Em restaurante é assim: enquanto o pedido não chega, belisca-se um tira-gosto (ou couvert, se o local for mais chique) e fala-se de... comida!

Pois foi a legítima livre associação que me transportou no tempo.
Fomos - Amélia & eu - comemorar aniversário de casamento no Mandrágora, outrora um dos melhores restaurantes portugueses daqui de Beagá. Cito-lhe o nome sem receio algum de ser desmentido, pois não existe mais, sumiu do mapa (não por minha culpa, juro!) e talvez ninguém se lembre dele.

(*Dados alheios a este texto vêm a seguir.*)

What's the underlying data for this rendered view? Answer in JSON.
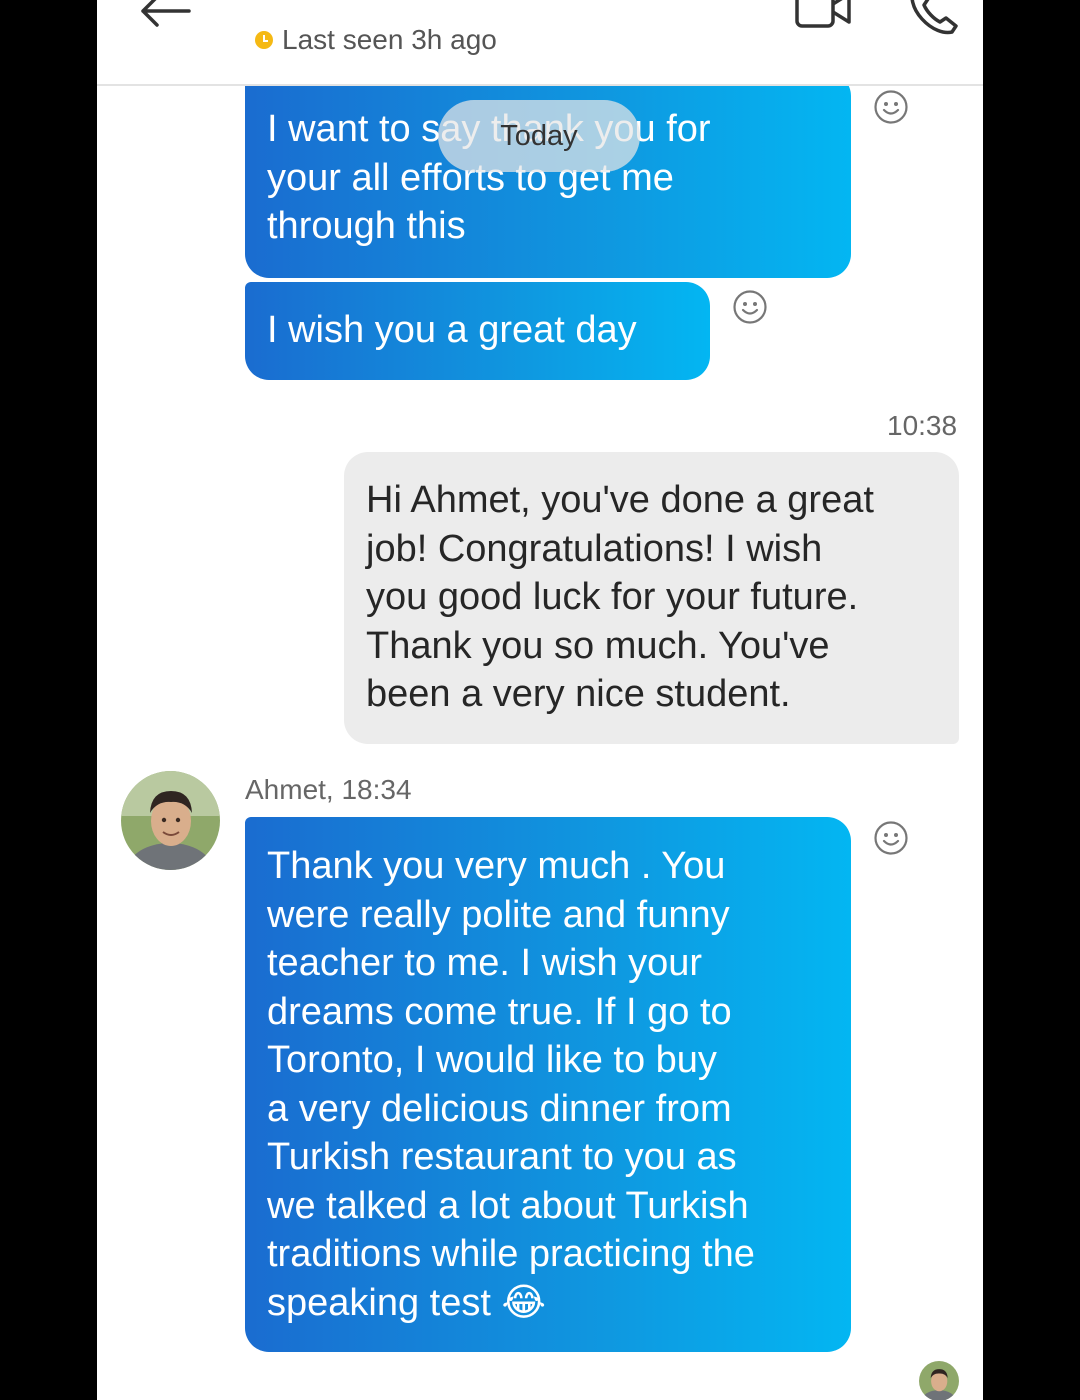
{
  "header": {
    "status_text": "Last seen 3h ago",
    "status_color": "#f5b914",
    "icons": [
      "back-arrow-icon",
      "video-call-icon",
      "phone-call-icon"
    ]
  },
  "date_divider": "Today",
  "messages": [
    {
      "type": "incoming",
      "text": "I want to say thank you for\nyour all efforts to get me\nthrough this"
    },
    {
      "type": "incoming",
      "text": "I wish you a great day"
    },
    {
      "type": "outgoing",
      "time": "10:38",
      "text": "Hi Ahmet, you've done a great\njob! Congratulations! I wish\nyou good luck for your future.\nThank you so much. You've\nbeen a very nice student."
    },
    {
      "type": "incoming",
      "sender": "Ahmet, 18:34",
      "text": "Thank you very much . You\nwere really polite and funny\nteacher to me. I wish your\ndreams come true. If I go to\nToronto, I would like to buy\na very delicious dinner from\nTurkish restaurant to you as\nwe talked a lot about Turkish\ntraditions while practicing the\nspeaking test",
      "emoji": "😂"
    }
  ],
  "colors": {
    "incoming_bubble_start": "#1a6cd0",
    "incoming_bubble_end": "#03b6f2",
    "outgoing_bubble": "#ececec"
  }
}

O Mandrágora ficava pros lados da Savassi, próximo do local onde estávamos hoje. A região e a espera pelo prato que demorava desataram as amarras mnêmicas.

No Mandrágora, pedimos o prato mais conceituado: bacalhau gratinado ao molho branco sei-lá-de-quê e vinho, comme il faut. Seria um jantar à luz de velas, apetrecho que dá upgrade no romantismo, você sabe. Amélia estava linda, como sempre - continua linda até hoje, ao contrário do marido dela.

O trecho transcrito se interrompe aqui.